Town switches to biometric time clocks


The Johnston Town Council passed three resolutions Tuesday at a meeting that lasted roughly a half hour at the Municipal Courthouse.

Resolution 2012-37 authorized Mayor Joseph Polisena to enter into an agreement with Millennium Water for the maintenance and service of the town’s water system. The three-year contract is a continuation of service by Millennium, who first took over the system when Johnston opted to privatize water service in 2007. The cost of the contract is $175,000 in the first year, $185,000 in the second year and $195,000 in the third year.

The transition to a private contractor eliminated two town employees, which Polisena said significantly reduced overtime costs resulting from weekend and off-hour alarms. Two cost-saving resolutions addressed employee attendance as well as cell phone costs for employees.

The council approved Tuesday a $20,000 agreement with Empower Software for a biometric time clock system. The cost of the system is being distributed among budgets for all town departments that will utilize the technology. The school department is considering the costs versus benefits of implementing the same system in the district.

Under this program, employees use their thumbprint to clock in for the day. That information is transmitted into a personnel system that keeps track of employee work hours and vacation or personal time – functions that are now fulfilled by Personnel Clerk Jen Goldberger.

Under the old system, Goldberger must check off individual boxes for each employee who misses a day, based on slips submitted for vacation or sick time. In May, when the town went out to bid for the system, Goldberger called the current system “old school” and said she was looking forward to the new technology.

“It’s a great system. We’re moving into the 21st century,” Polisena said.

Biometric time clocks will be placed in all town buildings: the police and fire stations, Town Hall, the Parks and Recreation Department, Department of Public Works, Municipal Courthouse and Mohr Library. All union employees will use the system with the exception of police officers and firefighters, as their schedules fluctuate too much. Office staff in both departments will use the system, however.

Polisena added that these time clocks would prevent “buddy punching” and provide a more accurate record of employee attendance. Reports on hours worked and times clocked in and out for each employee will be automatically sent to department heads to help them keep track of employee performance. Department heads can access the town server at any time to manually add in notes about absenteeism or issues regarding specific employees.

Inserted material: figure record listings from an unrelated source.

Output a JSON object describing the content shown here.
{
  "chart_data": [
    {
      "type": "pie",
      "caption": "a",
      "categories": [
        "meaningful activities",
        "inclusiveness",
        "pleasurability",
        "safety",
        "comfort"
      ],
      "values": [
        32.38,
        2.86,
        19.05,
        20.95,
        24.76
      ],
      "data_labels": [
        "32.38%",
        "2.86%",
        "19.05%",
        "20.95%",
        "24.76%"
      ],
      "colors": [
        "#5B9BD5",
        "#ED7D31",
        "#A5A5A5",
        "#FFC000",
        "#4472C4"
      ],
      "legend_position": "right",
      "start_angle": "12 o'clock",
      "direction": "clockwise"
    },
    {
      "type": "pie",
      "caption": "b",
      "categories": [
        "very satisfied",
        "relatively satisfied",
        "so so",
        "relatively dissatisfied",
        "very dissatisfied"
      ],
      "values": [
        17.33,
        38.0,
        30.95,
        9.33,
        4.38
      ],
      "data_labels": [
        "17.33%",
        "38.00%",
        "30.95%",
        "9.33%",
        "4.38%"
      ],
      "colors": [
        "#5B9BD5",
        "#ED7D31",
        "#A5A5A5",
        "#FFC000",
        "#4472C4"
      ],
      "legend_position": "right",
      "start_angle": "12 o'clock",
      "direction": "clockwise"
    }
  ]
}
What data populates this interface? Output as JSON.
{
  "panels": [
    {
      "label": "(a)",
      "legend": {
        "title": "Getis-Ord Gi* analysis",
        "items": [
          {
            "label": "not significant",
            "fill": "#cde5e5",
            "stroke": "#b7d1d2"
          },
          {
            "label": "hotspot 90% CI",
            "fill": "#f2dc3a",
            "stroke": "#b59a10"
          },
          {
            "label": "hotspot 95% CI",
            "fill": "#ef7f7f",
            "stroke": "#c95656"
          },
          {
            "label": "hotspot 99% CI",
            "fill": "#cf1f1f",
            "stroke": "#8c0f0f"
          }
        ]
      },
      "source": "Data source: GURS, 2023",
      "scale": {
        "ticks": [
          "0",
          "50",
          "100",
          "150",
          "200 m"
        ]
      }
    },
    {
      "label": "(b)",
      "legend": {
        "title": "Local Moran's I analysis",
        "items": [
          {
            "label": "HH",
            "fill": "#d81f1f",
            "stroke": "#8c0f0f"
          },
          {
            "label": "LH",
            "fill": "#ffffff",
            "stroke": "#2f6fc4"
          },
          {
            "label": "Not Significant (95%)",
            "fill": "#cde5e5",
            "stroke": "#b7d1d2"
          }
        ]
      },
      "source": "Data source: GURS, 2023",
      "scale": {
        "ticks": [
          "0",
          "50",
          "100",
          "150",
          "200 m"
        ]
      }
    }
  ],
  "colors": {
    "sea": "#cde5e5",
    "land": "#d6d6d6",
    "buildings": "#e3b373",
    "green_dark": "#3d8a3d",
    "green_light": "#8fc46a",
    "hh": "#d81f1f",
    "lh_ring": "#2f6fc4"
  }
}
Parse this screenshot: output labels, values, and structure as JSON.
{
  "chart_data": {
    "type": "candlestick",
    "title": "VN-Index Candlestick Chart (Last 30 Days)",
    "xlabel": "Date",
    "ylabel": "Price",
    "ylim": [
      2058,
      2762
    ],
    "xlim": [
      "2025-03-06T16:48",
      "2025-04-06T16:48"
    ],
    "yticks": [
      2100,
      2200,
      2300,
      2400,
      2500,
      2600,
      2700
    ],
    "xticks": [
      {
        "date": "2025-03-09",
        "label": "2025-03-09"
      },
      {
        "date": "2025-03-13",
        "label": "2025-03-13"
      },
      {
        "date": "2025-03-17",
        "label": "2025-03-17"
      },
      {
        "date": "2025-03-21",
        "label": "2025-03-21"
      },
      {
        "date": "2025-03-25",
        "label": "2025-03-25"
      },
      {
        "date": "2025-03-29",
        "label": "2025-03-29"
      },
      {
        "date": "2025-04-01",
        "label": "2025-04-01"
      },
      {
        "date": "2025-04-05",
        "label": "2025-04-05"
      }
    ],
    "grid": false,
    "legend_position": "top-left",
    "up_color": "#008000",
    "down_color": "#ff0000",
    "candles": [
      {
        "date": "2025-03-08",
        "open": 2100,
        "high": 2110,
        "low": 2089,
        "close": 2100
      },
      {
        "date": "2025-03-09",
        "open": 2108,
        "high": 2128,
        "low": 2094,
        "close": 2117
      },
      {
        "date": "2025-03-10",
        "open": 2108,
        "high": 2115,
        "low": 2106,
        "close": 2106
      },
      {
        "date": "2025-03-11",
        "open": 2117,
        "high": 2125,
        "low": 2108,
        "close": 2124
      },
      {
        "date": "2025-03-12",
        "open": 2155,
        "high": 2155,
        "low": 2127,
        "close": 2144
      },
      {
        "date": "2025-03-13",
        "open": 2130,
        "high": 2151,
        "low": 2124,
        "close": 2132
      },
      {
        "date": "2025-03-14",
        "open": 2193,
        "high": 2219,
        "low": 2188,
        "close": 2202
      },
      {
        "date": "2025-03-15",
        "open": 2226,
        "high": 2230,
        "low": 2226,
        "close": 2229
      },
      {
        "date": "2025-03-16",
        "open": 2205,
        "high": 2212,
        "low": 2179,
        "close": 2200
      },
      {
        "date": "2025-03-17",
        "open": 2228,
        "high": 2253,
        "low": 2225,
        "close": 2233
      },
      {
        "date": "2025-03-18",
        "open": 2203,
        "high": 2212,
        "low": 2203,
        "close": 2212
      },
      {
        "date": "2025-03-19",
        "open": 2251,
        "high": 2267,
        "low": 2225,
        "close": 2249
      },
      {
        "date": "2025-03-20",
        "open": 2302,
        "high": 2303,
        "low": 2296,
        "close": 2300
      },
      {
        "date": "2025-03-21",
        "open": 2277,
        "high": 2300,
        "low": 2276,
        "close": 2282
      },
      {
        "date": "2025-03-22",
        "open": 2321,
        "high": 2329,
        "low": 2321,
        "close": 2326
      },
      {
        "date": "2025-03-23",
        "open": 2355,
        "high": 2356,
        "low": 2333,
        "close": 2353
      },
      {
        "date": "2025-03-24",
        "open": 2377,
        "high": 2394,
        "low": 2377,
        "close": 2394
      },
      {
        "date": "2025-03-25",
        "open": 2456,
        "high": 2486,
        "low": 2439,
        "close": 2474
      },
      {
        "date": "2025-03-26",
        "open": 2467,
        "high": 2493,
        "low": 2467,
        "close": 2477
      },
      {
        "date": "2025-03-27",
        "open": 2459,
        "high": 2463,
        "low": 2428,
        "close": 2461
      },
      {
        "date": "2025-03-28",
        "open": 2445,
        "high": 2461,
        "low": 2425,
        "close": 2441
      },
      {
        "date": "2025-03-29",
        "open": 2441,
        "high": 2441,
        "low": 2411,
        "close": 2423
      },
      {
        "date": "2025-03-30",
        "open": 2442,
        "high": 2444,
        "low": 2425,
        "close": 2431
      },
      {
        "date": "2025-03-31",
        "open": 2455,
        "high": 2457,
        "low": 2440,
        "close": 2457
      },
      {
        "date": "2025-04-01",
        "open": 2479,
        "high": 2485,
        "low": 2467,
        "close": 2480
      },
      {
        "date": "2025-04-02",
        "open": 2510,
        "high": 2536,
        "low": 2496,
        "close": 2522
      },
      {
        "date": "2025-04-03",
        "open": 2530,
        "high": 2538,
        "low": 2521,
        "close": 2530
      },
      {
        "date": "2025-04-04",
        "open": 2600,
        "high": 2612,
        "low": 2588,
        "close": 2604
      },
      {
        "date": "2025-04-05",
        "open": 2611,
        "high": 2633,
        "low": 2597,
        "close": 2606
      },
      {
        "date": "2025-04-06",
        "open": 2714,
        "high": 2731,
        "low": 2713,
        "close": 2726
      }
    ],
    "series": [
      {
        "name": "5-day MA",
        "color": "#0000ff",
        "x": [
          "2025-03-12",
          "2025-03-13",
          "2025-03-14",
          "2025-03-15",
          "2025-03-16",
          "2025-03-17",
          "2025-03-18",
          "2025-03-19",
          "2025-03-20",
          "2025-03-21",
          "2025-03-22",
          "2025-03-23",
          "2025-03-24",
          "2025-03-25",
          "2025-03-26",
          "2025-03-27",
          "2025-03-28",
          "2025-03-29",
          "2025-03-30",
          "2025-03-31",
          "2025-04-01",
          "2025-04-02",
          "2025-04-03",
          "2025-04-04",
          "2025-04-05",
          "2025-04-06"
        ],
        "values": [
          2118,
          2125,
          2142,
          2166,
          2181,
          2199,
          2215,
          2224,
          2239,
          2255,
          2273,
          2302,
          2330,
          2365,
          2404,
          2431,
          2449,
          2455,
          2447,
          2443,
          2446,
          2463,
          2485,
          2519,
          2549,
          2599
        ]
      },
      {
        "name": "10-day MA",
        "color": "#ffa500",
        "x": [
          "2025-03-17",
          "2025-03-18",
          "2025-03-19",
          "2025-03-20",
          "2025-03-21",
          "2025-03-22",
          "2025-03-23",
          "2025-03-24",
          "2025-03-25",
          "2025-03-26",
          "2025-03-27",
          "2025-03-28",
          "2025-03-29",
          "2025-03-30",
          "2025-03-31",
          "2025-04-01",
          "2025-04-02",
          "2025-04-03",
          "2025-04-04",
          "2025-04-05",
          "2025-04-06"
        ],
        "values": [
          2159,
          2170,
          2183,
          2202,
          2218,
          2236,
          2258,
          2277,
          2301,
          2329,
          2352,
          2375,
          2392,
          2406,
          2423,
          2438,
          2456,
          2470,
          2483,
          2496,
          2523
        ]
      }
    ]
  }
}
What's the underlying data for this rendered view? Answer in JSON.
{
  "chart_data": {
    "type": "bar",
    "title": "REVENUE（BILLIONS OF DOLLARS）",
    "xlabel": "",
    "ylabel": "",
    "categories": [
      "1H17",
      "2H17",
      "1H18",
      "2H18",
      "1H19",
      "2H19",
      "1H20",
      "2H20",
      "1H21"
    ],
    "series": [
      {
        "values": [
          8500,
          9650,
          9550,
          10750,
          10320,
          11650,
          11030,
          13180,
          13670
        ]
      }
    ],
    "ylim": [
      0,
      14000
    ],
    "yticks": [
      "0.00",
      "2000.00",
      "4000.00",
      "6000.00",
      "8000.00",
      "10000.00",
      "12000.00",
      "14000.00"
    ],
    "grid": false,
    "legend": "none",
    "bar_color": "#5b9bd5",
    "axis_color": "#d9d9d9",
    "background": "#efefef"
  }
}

The data will likewise be sent to ADP, the payroll company that handles town employees. Pay stubs will report how much vacation time employees have accrued.

Councilman Ernest Pitochelli voted in favor of the resolution and said it appears to be a worthwhile investment to better monitor employees and ensure accurate paychecks.

“It probably should have been done a long time ago,” he said.

Chris Rao, director of the town’s MIS Department, said work on implementing the system should begin soon, but said it would take two to three months for full implementation. He plans to phase the software in, with two or three payroll cycles using both the old and new methods to ensure accuracy.

The final resolution passed this week authorized the town to enter into a $30,000 contract agreement with Cyber Communications for a handheld radio system for the Department of Public Works. Each of the town’s five foremen would be given one of these radios, enabling them to communicate more efficiently and also enabling the town to pinpoint their location at all times. Polisena said the system should pay for itself within the first five years.

“We eventually want to get rid of our cell phones,” he said. “This is something we feel will save us money in the long run.”